Italian renaissance books on display at Gardner Museum through January 16

Susan Saccoccia | 12/28/2016, 10:46 a.m.
Writing in quill pens crafted from bird’s wings, with inks ground from plants and minerals on parchments made from animal ...
Calderini Pontifical, Rome, about 1385. Manuscript: ink and colors. Photo: Image courtesy of Harvard Imaging Services and Houghton Library, Harvard University

A book can provide a close-up, personal dose of enchantment. Books that combine words and pictures have a special allure. And if they come from another time, they offer a magic carpet ride into another world that may not be so unlike our own.

“St. Mark” from a copy of The Four Gospels, Sanahin Monastery, Lori Province, Armenia, 1504.

“St. Mark” from a copy of The Four Gospels, Sanahin Monastery, Lori Province, Armenia, 1504.

The appetite for telling stories in picture books may begin with children’s stories but plenty of grown-up artists remain entranced, publishing graphic novels and reviving the painstaking craft of hand-made books.

An encounter with such books from 1,000 years ago awaits visitors to the Isabella Stewart Gardner Museum through Jan. 16, in the exhibition “Beyond Words: Italian Renaissance Books.”

Viewing a selection of Renaissance-era picture books is a special pleasure at the Gardner, a 15th-century Venetian palazzo on the Fenway with a fragrant courtyard garden and a collection of Renaissance masterpieces on the walls as well in display cases.

The palazzo and its holdings are the personal creation of Isabella Stewart Gardner. She was among the Boston Brahmins whose avid collecting during the 19th century has made Greater Boston colleges, universities and libraries the largest center of Renaissance artworks outside of Europe.

Collaborative exhibition

The Gardner is one of three local institutions to host a collaborative exhibition, 16 years in the making, entitled “Beyond Words: Illuminated Manuscripts in Boston Collections.” During the three-month exhibition, the Gardner, Harvard’s Houghton Library and Boston College’s McMullen Museum of Art, have displayed a total of 260 painted and printed books at their respective sites. Dating from the 8th to 17th centuries, the works were loaned by 16 neighboring institutions, including the Boston Public Library, Wellesley College and the Museum of Fine Arts. A catalog with contributions by 85 scholars accompanies the three simultaneous exhibitions.

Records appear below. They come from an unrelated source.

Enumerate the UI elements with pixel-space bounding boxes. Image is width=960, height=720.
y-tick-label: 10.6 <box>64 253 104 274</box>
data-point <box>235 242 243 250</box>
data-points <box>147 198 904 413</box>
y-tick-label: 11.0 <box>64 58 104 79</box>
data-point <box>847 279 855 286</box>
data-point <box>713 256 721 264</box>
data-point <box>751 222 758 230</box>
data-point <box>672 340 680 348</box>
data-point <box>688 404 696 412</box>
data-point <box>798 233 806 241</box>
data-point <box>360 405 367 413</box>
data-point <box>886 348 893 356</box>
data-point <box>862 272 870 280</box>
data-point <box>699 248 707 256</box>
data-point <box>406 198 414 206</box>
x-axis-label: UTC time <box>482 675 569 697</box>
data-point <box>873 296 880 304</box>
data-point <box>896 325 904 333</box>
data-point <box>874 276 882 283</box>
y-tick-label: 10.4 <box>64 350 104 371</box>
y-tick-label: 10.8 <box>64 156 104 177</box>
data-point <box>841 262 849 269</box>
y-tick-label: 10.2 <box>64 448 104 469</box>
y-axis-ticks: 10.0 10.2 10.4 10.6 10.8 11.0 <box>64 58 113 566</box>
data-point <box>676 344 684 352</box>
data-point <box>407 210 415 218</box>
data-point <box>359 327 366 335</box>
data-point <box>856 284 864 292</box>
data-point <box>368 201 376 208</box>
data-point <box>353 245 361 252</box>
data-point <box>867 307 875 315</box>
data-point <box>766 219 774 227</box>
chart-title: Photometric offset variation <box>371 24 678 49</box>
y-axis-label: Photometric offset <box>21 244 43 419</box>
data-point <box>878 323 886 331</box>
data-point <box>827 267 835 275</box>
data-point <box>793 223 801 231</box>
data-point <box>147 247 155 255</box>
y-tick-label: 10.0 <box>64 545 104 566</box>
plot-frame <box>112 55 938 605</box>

Although the installations at the Houghton Library and McMullen Museum closed last week, a web site (http://beyondwords2016.org) will keep this landmark collaboration alive for years to come.

Curated by Anne-Marie Eze, the Gardner exhibition traces the collaboration of Italian humanists and learned clergy in the propagation of books.

Civilization was under siege in the Middle Ages, as the region that was to become Europe was wracked by plagues and invading hordes. Countless scribes in monasteries and convents kept learning alive by copying and illustrating books — the Bible as well as classics of Greek and Roman antiquity — that were to become touchstones of learning, culture and civil society in that era of peace and prosperity within Europe known as the Renaissance.

A sensory experience

Writing in quill pens crafted from birds’ wings, with inks ground from plants and minerals on parchments made from animal hides, scribes would then illuminate their pictures and lettering by breathing on stencils hand-cut from sheets of precious metal such as gold leaf. Ivory and gemstones also added glory to Bibles large and small, encrusting the pages with jewel-like embellishments as shimmering as Tiffany lamps.

Mingling pictures of saints and illustrations of parables with earthly images of foliage, fruit, mythical beasts, apes, peacocks and children at play, they created books of worship that Roger S. Wieck describes in the catalog as “a private picture gallery to please the eye and inspire the heart.”